Savez-vous comment on s’apercevra que le vieux monde n’existe plus ? Ceux qui, d’une oubliette, sont revenus à la lumière, à la sécurité, ceux-là, seuls, pourraient le dire. Les groupements formés par le danger commun et survivant seuls à la ruine commune reprendront naturellement les choses d’intérêt général, dont aujourd’hui nos ennemis mortels sont les seuls à bénéficier : Postes, chemins de fer, télégraphes, mines, agriculture, seront d’autant plus en activité que les communications entre les travailleurs auront la surabondance de vie des foules délivrées — enfin respirant libres.
Plus de guerres, plus de parasites à gorger : la puissance de l’homme sur les choses d’autant plus grande et d’autant plus salutaire que le pouvoir des individus les uns sur les autres aura été détruit.

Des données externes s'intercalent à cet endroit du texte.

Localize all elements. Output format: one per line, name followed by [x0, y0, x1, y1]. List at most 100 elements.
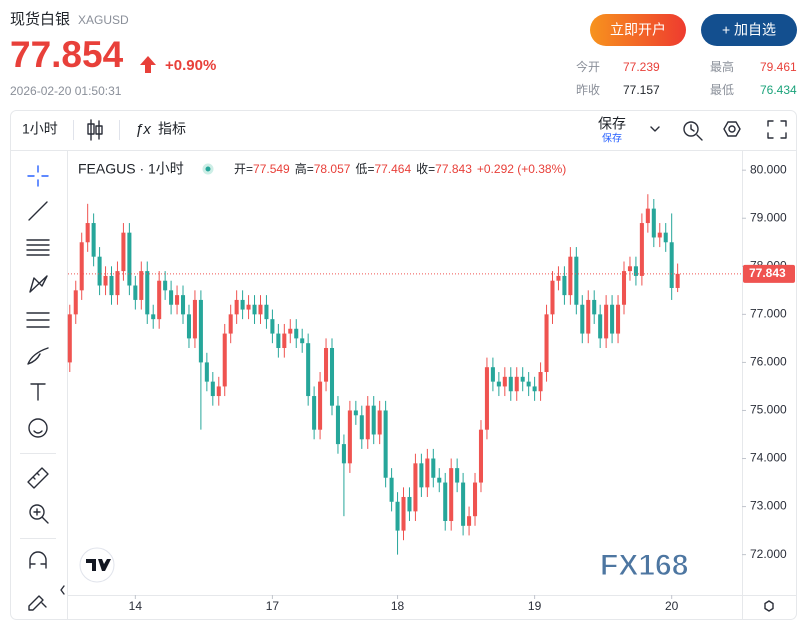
drawing-tools [26, 165, 50, 611]
candle-body [514, 376, 519, 392]
line-tool[interactable] [28, 201, 48, 221]
magnet-tool[interactable] [29, 551, 47, 569]
candle-body [163, 280, 168, 291]
axis-settings[interactable] [764, 600, 774, 612]
candle-body [371, 405, 376, 435]
candle-body [598, 314, 603, 339]
candle-body [312, 396, 317, 430]
candle-body [651, 208, 656, 238]
stat-value: 77.239 [623, 60, 660, 74]
legend-value: 78.057 [314, 162, 351, 176]
candle-body [240, 299, 245, 310]
candle-body [151, 314, 156, 320]
up-arrow [140, 56, 156, 73]
lock-tool[interactable] [28, 595, 47, 611]
candle-body [621, 271, 627, 305]
candle-body [508, 376, 513, 392]
instrument-name: 现货白银 [10, 11, 70, 28]
candle-body [425, 458, 430, 488]
candle-body [73, 290, 78, 315]
candle-body [198, 299, 203, 363]
candle-body [365, 405, 370, 440]
open-account-button[interactable]: 立即开户 [590, 14, 686, 46]
candle-body [419, 463, 424, 488]
candle-body [407, 496, 412, 512]
candle-body [186, 314, 192, 339]
fib-tool[interactable] [26, 239, 50, 256]
candle-body [335, 405, 340, 445]
price: 77.854 [10, 34, 124, 75]
x-tick-label: 17 [266, 599, 280, 613]
fx-icon[interactable]: ƒx [135, 121, 151, 138]
candle-body [461, 482, 466, 526]
watchlist-button[interactable]: + 加自选 [701, 14, 797, 46]
save-button[interactable]: 保存 [598, 116, 626, 132]
button-bg [701, 14, 797, 46]
candle-body [175, 295, 180, 305]
pattern-tool[interactable] [29, 275, 48, 293]
candle-body [675, 273, 680, 288]
measure-tool[interactable] [27, 467, 49, 489]
candle-body [341, 444, 346, 464]
y-tick-label: 74.000 [750, 451, 787, 465]
candle-body [294, 328, 299, 339]
ohlc-legend: 开=77.549 高=78.057 低=77.464 收=77.843 +0.292 (… [234, 161, 566, 176]
candle-body [204, 362, 209, 382]
settings-icon[interactable] [723, 121, 741, 137]
legend-value: 77.549 [253, 162, 290, 176]
crosshair-tool[interactable] [27, 165, 49, 187]
candle-body [431, 458, 436, 478]
replay-icon[interactable] [683, 121, 703, 141]
candle-body [79, 242, 84, 291]
candle-body [616, 304, 621, 334]
candle-body [300, 338, 305, 344]
stat-value: 76.434 [760, 83, 797, 97]
stat-label: 昨收 [576, 83, 600, 97]
candle-body [455, 468, 460, 483]
indicator-button[interactable]: 指标 [158, 121, 186, 137]
projection-tool[interactable] [26, 312, 50, 328]
price-change: +0.90% [165, 57, 216, 74]
chevron[interactable] [650, 126, 660, 132]
candle-body [437, 477, 442, 483]
candle-body [157, 280, 162, 320]
candle-body [228, 314, 233, 334]
candle-body [538, 372, 543, 392]
zoom-tool[interactable] [29, 504, 49, 524]
emoji-tool[interactable] [28, 418, 48, 438]
candle-body [478, 429, 484, 483]
last-price-tag [743, 264, 795, 283]
interval[interactable]: 1小时 [22, 121, 58, 137]
candle-body [234, 299, 239, 315]
candle-body [389, 477, 394, 502]
legend-value: 77.464 [374, 162, 411, 176]
watermark: FX168 [600, 549, 688, 582]
brush-tool[interactable] [27, 347, 49, 365]
button-label: 立即开户 [610, 22, 666, 38]
candle-body [550, 280, 555, 315]
chart-frame [10, 110, 797, 620]
candle-body [97, 256, 102, 286]
candle-body [109, 275, 114, 296]
candle-body [657, 232, 662, 238]
candle-body [216, 386, 221, 397]
candle-body [252, 304, 257, 315]
chart-type-icon[interactable] [87, 119, 103, 141]
candle-body [526, 381, 531, 387]
candle-body [270, 319, 275, 334]
fullscreen-icon[interactable] [767, 120, 787, 139]
candle-body [121, 232, 126, 272]
candle-body [580, 304, 585, 334]
candle-body [103, 275, 108, 286]
scroll-left[interactable] [60, 585, 65, 595]
candle-body [639, 223, 644, 276]
button-bg [590, 14, 686, 46]
candle-body [586, 299, 591, 334]
x-tick-label: 18 [391, 599, 405, 613]
candle-body [568, 256, 573, 296]
candle-body [246, 304, 251, 310]
candle-body [258, 304, 263, 315]
text-tool[interactable] [30, 383, 46, 401]
candle-body [592, 299, 597, 315]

Plus de luttes pour l’existence — de luttes pareilles à celles des fauves : toutes les forces pour multiplier les productions, afin que chaque être nage dans l’abondance ; toutes les inventions nouvelles — et la science, enfin libre dans ses investigations — servant, pour la première fois, à l’humanité entière : rayonnantes, fécondes, audacieuses, elles frapperont de leur fulgurance tout ce qu’à cette heure encore on amoindrit, étouffe, enténèbre....

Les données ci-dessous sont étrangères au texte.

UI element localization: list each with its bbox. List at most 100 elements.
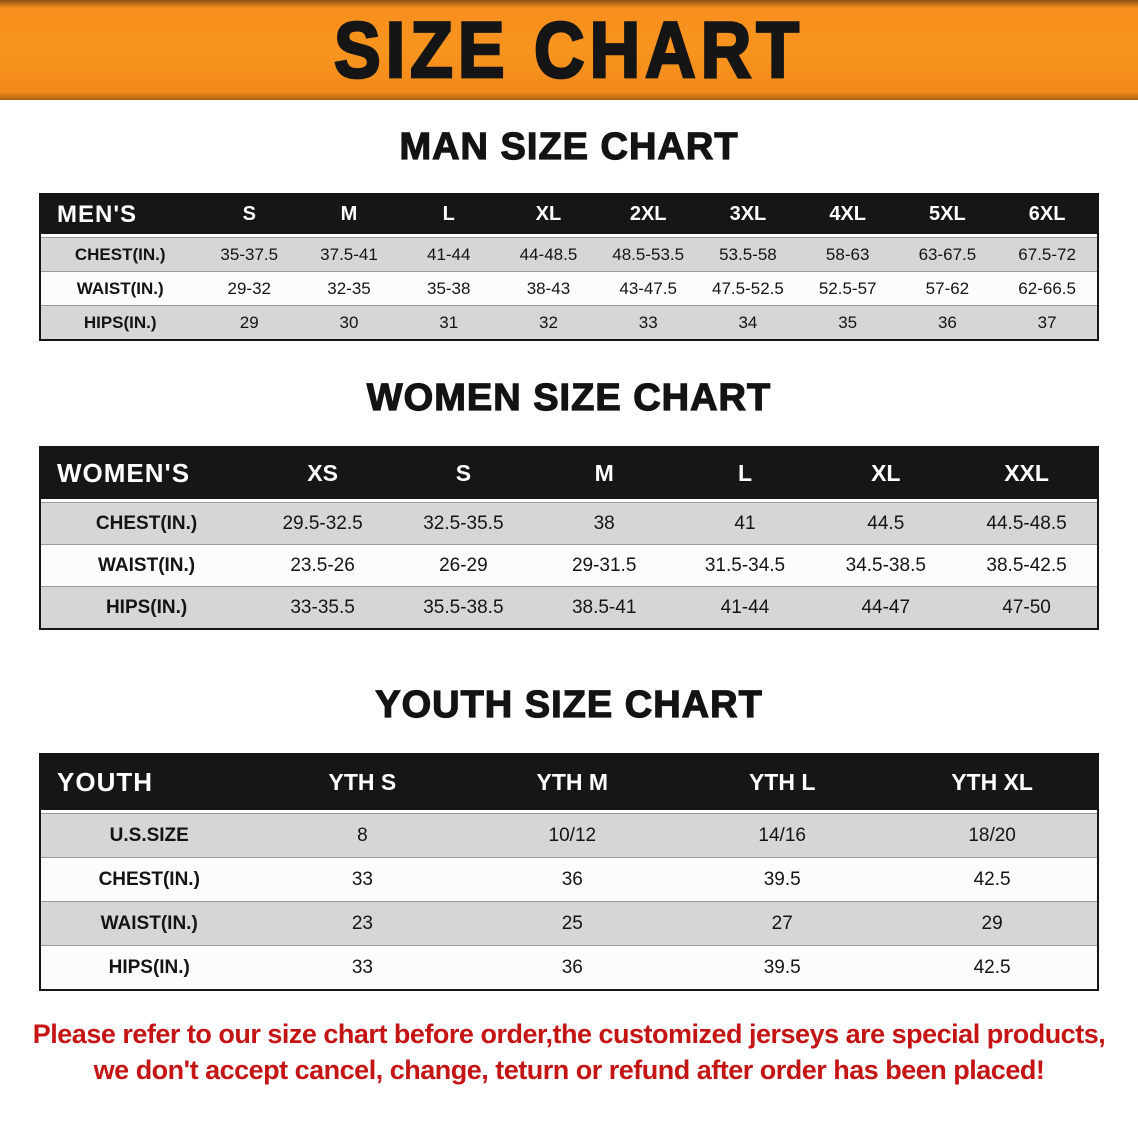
table-row: HIPS(IN.) 33-35.5 35.5-38.5 38.5-41 41-44 44-… — [41, 586, 1097, 628]
measurement-value: 38-43 — [526, 278, 571, 298]
measurement-value: 38.5-41 — [571, 596, 637, 618]
womens-heading: WOMEN SIZE CHART — [366, 376, 772, 419]
measurement-value: 58-63 — [825, 244, 870, 264]
size-header-cell: XL — [871, 460, 901, 486]
measurement-value: 44.5-48.5 — [986, 512, 1067, 534]
measurement-label: CHEST(IN.) — [98, 868, 200, 890]
measurement-value: 48.5-53.5 — [612, 244, 685, 264]
size-header-cell: L — [737, 460, 752, 486]
measurement-value: 63-67.5 — [918, 244, 977, 264]
youth-table: YOUTH YTH S YTH M YTH L YTH XL U.S.SIZE 8 10/12… — [39, 753, 1099, 991]
measurement-value: 31 — [439, 312, 459, 332]
measurement-label: HIPS(IN.) — [105, 596, 188, 618]
measurement-value: 33 — [351, 956, 373, 978]
measurement-value: 26-29 — [439, 554, 488, 576]
measurement-value: 41 — [734, 512, 756, 534]
measurement-value: 47.5-52.5 — [712, 278, 784, 298]
mens-heading: MAN SIZE CHART — [399, 125, 739, 168]
measurement-value: 37.5-41 — [320, 244, 378, 264]
womens-table: WOMEN'S XS S M L XL XXL CHEST(IN.) 29.5-32.5 32.5… — [39, 446, 1099, 630]
measurement-value: 34.5-38.5 — [845, 554, 926, 576]
table-title-cell: YOUTH — [57, 767, 153, 797]
measurement-label: WAIST(IN.) — [76, 278, 164, 298]
measurement-value: 32 — [539, 312, 558, 332]
table-header-row: YOUTH YTH S YTH M YTH L YTH XL — [41, 755, 1097, 813]
measurement-value: 35.5-38.5 — [423, 596, 504, 618]
measurement-value: 38.5-42.5 — [986, 554, 1067, 576]
table-row: WAIST(IN.) 29-32 32-35 35-38 38-43 43-47.5 47.… — [41, 271, 1097, 305]
table-row: HIPS(IN.) 33 36 39.5 42.5 — [41, 945, 1097, 989]
size-header-cell: XL — [535, 203, 562, 225]
section-womens: WOMEN SIZE CHART WOMEN'S XS S M L XL XXL CHEST(I… — [0, 376, 1138, 630]
size-header-cell: YTH L — [748, 769, 816, 795]
page-title: SIZE CHART — [333, 5, 804, 95]
table-row: HIPS(IN.) 29 30 31 32 33 34 35 36 37 — [41, 305, 1097, 339]
mens-table: MEN'S S M L XL 2XL 3XL 4XL 5XL 6XL CHEST(IN.) 35-37… — [39, 193, 1099, 341]
size-header-cell: 6XL — [1028, 203, 1066, 225]
notice-line-2: we don't accept cancel, change, teturn o… — [93, 1055, 1045, 1085]
measurement-label: CHEST(IN.) — [95, 512, 198, 534]
order-notice: Please refer to our size chart before or… — [0, 1019, 1138, 1086]
measurement-value: 38 — [593, 512, 615, 534]
measurement-value: 36 — [937, 312, 957, 332]
size-header-cell: XS — [307, 460, 338, 486]
measurement-value: 25 — [561, 912, 583, 934]
measurement-value: 18/20 — [968, 824, 1016, 846]
size-header-cell: 5XL — [929, 203, 966, 225]
measurement-label: HIPS(IN.) — [83, 312, 157, 332]
table-row: CHEST(IN.) 35-37.5 37.5-41 41-44 44-48.5 48.5… — [41, 237, 1097, 271]
measurement-value: 41-44 — [426, 244, 471, 264]
measurement-value: 23.5-26 — [290, 554, 355, 576]
measurement-value: 29-32 — [227, 278, 271, 298]
table-row: WAIST(IN.) 23 25 27 29 — [41, 901, 1097, 945]
size-header-cell: S — [242, 203, 256, 225]
measurement-label: U.S.SIZE — [109, 824, 189, 846]
measurement-value: 29-31.5 — [571, 554, 637, 576]
measurement-value: 29 — [239, 312, 259, 332]
measurement-value: 41-44 — [720, 596, 770, 618]
measurement-value: 33 — [638, 312, 658, 332]
measurement-value: 34 — [738, 312, 758, 332]
table-row: CHEST(IN.) 29.5-32.5 32.5-35.5 38 41 44.5 44.5… — [41, 502, 1097, 544]
measurement-value: 37 — [1037, 312, 1057, 332]
measurement-label: HIPS(IN.) — [108, 956, 190, 978]
measurement-label: WAIST(IN.) — [98, 554, 196, 576]
table-row: CHEST(IN.) 33 36 39.5 42.5 — [41, 857, 1097, 901]
size-charts: MAN SIZE CHART MEN'S S M L XL 2XL 3XL 4XL 5XL 6XL C… — [0, 125, 1138, 991]
size-header-cell: M — [594, 460, 614, 486]
measurement-value: 32-35 — [327, 278, 371, 298]
table-row: WAIST(IN.) 23.5-26 26-29 29-31.5 31.5-34.5 34… — [41, 544, 1097, 586]
measurement-value: 31.5-34.5 — [704, 554, 786, 576]
measurement-value: 36 — [561, 956, 583, 978]
measurement-value: 27 — [771, 912, 793, 934]
table-header-row: WOMEN'S XS S M L XL XXL — [41, 448, 1097, 502]
measurement-value: 35-38 — [426, 278, 471, 298]
measurement-value: 44-47 — [861, 596, 911, 618]
measurement-value: 42.5 — [973, 868, 1011, 890]
section-youth: YOUTH SIZE CHART YOUTH YTH S YTH M YTH L YTH … — [0, 683, 1138, 991]
measurement-value: 29.5-32.5 — [282, 512, 363, 534]
measurement-value: 52.5-57 — [818, 278, 877, 298]
measurement-value: 36 — [561, 868, 583, 890]
measurement-value: 23 — [351, 912, 373, 934]
size-header-cell: YTH M — [536, 769, 609, 795]
table-title-cell: MEN'S — [57, 200, 138, 228]
measurement-value: 53.5-58 — [719, 244, 777, 264]
measurement-value: 14/16 — [758, 824, 806, 846]
measurement-label: CHEST(IN.) — [74, 244, 166, 264]
size-header-cell: YTH S — [328, 769, 397, 795]
measurement-value: 39.5 — [763, 956, 801, 978]
size-header-cell: YTH XL — [951, 769, 1033, 795]
measurement-value: 62-66.5 — [1018, 278, 1076, 298]
size-header-cell: XXL — [1004, 460, 1049, 486]
notice-line-1: Please refer to our size chart before or… — [32, 1019, 1106, 1049]
size-header-cell: L — [442, 203, 455, 225]
measurement-label: WAIST(IN.) — [100, 912, 198, 934]
measurement-value: 32.5-35.5 — [423, 512, 504, 534]
measurement-value: 35 — [838, 312, 858, 332]
size-header-cell: S — [455, 460, 472, 486]
measurement-value: 35-37.5 — [220, 244, 279, 264]
measurement-value: 44-48.5 — [519, 244, 578, 264]
table-row: U.S.SIZE 8 10/12 14/16 18/20 — [41, 813, 1097, 857]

Ni les États dont nous voyons les derniers haillons trempés du sang des humbles flotter dans la tourmente, ni les mensonges de carte géographique, de race, d’espèce, de sexe, rien ne sera plus de ces fadaises.
Chaque caractère, chaque intelligence prendra sa place.
Les luttes pour l’existence étant finies, la science ayant régénéré le monde, nul ne pourra plus être bétail humain, ni prolétaire.
Et la femme dont la vie, jusqu’à présent, n’a été qu’un enfer ?...
Qu’il s’en aille, aussi cet enfer-là avec les songes creux des enfers mystiques !
Chaque individu vivant en tout le genre humain ; tous vivant en chaque individu et surtout vivant en avant, en avant toujours où flamboie l’idée, dans la grande paix, si loin, si loin, que l’infini du progrès apparaîtra à tous dans le cycle des transformations perpétuelles.
C’est ainsi qu’avant de retourner au creuset, chaque homme, en quelques ans, en quelques jours, aura l’éternité."